Upstream parties, such as owners and general contractors, often rely on their status as additional insureds on the insurance policies obtained and maintained by downstream parties, such as subcontractors, to protect themselves from various third-party claims—such as claims for bodily injury and property damage—that may arise from a construction project.
However, recent Illinois case law suggests that such reliance may be illusory. Two such recent cases from the Illinois Appellate Court—Old Republic Insurance Company v. Gilbane Building Company (2014 IL App [1st] 123430-U ) and West Bend Mutual Insurance Company v. Athens Construction Company (2015 IL App [1st] 140006)—have held that, under the circumstances of those cases, the upstream parties were not additional insureds on the subcontractors’ insurance policies and therefore were not entitled to coverage.
In the Old Republic case, the contract between the subcontractor (Air Comfort) and the general contractor (Gilbane) only required that Air Comfort list Gilbane as an additional insured on its certificate of insurance, which Air Comfort did. The court pointed out that the contract did not require that Air Comfort add Gilbane as an additional insured to Air Comfort’s policy itself. As the court also pointed out, the certificate of insurance in question (which showed Gilbane as an additional insured) contained certain critical provisions; namely, that:
- the certificate is informational only and “confers no rights upon the certificate holder;”
- the certificate “does not amend, extend or alter the coverage afforded by the policies” listed on the certificate; and
- that if the certificate holder is an additional insured, the policy “must be endorsed.”

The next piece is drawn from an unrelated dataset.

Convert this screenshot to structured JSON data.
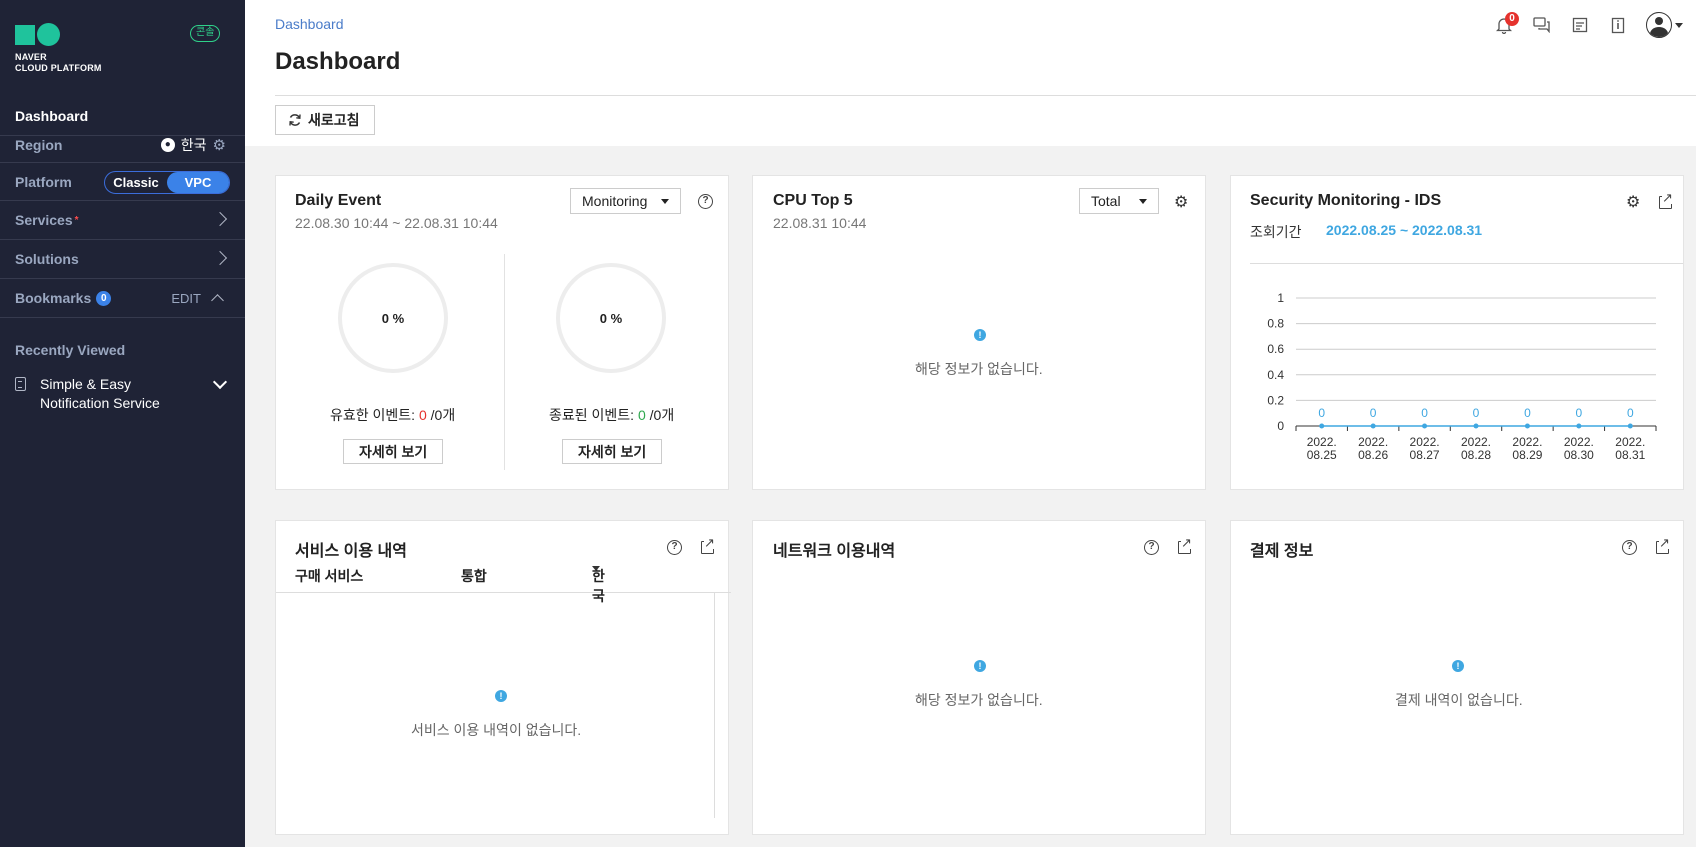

In this case, the policy was not endorsed to add Air Comfort as an additional insured.
In the West Bend case, there was a contract between the general contractor (Athens) and a plumbing subcontractor (Carrozza) with respect to work on a certain building. A plumbing incident resulted in damage to the building. The building’s owners sought damages from Athens and Carrozza. Athens, believing that it was an additional insured on Carrozza’s insurance policy, tendered its defense to West Bend, Carrozza’s insurer. The policy West Bend issued to Carrozza included an additional insured endorsement, which provided in pertinent part that the “Who is an insured” section of the policy “is amended to include as an additional insured any person or organization” that the named insured (Carrozza) is “required to add as an additional insured on this policy under a written contract or written agreement.”
The Athens-Carrozza contract only required that Athens be named on the certificate of insurance as an additional insured. West Bend argued that “Athens did not qualify as an additional insured because the Athens-Carrozza subcontract did not fulfill the ‘written contract’ requirement of the West Bend endorsement.” West Bend also argued that “the certificate of insurance did not qualify Athens as an additional insured because certificates that identify the insurance policy, but contain disclaimer language, confer no rights on the certificate holder and are for information purposes only.” The court agreed with West Bend, finding that the subcontract did not require Carrozza to name Athens as an additional insured on Carrozza’s policy.
The lesson these cases teach is clear. It is not enough that the contract require the downstream party to name the upstream party as an additional insured on a certificate of insurance; the contract must require that the upstream party be added as an additional insured to the insurance policy itself.
Another issue these cases implicate—albeit not directly—is whether the upstream party is covered on the downstream party’s insurance policy if the cause of the injury is the upstream party’s own negligence. The most recent versions of standard additional insured endorsements only obligate the insurer to defend and indemnify the additional insured if the injury is caused, “in whole or in part,” by the named insured’s (that is, the downstream party’s) acts or omissions or the acts or omissions of those acting on the named insured’s behalf. If the downstream party itself was not responsible for the injury, then coverage may not apply. Put another way, if the named insured was not responsible—at least in part—then coverage for the additional insured is likely to be denied.
These trends from the courts, and in the standard form additional insured endorsements, have made the relationship between upstream and downstream parties more perilous, even in situations where upstream parties have followed best practices by inserting contractual requirements that require that the downstream parties add to their liability policies the upstream parties as additional insureds. But if these contracts are not keeping up with these recent trends, then upstream parties may find themselves without coverage if, for example, the downstream party is cleared of any wrongdoing in the underlying lawsuit, or if the plaintiff in the underlying doesn’t name the downstream party at all.
So, how does an upstream party know if it is covered? According to Michael J. Smith, vice president of Aon Construction Services Group, “There is no black and white answer to this question. The question is not truly answered until the upstream party has tendered a claim and it has been accepted without a reservation of rights. In order to achieve this result, the owner or upstream contractor is advised to have the contract language regarding indemnification and insurance requirements reviewed for the applicable jurisdictional protection. There are tools to help assist in this evaluation of the risk transfer mechanism. These tools offer comprehensive oversight and additional clarity in regard to jurisdictional laws and trending construction risk topics that can affect contracts and indemnification agreements.”
Consequently, it is recommended that contractors and owners review their own insurance programs side by side with the contracts they are using or are subject to, especially if such contracts have been in use for quite some time. The legal world may have passed them by.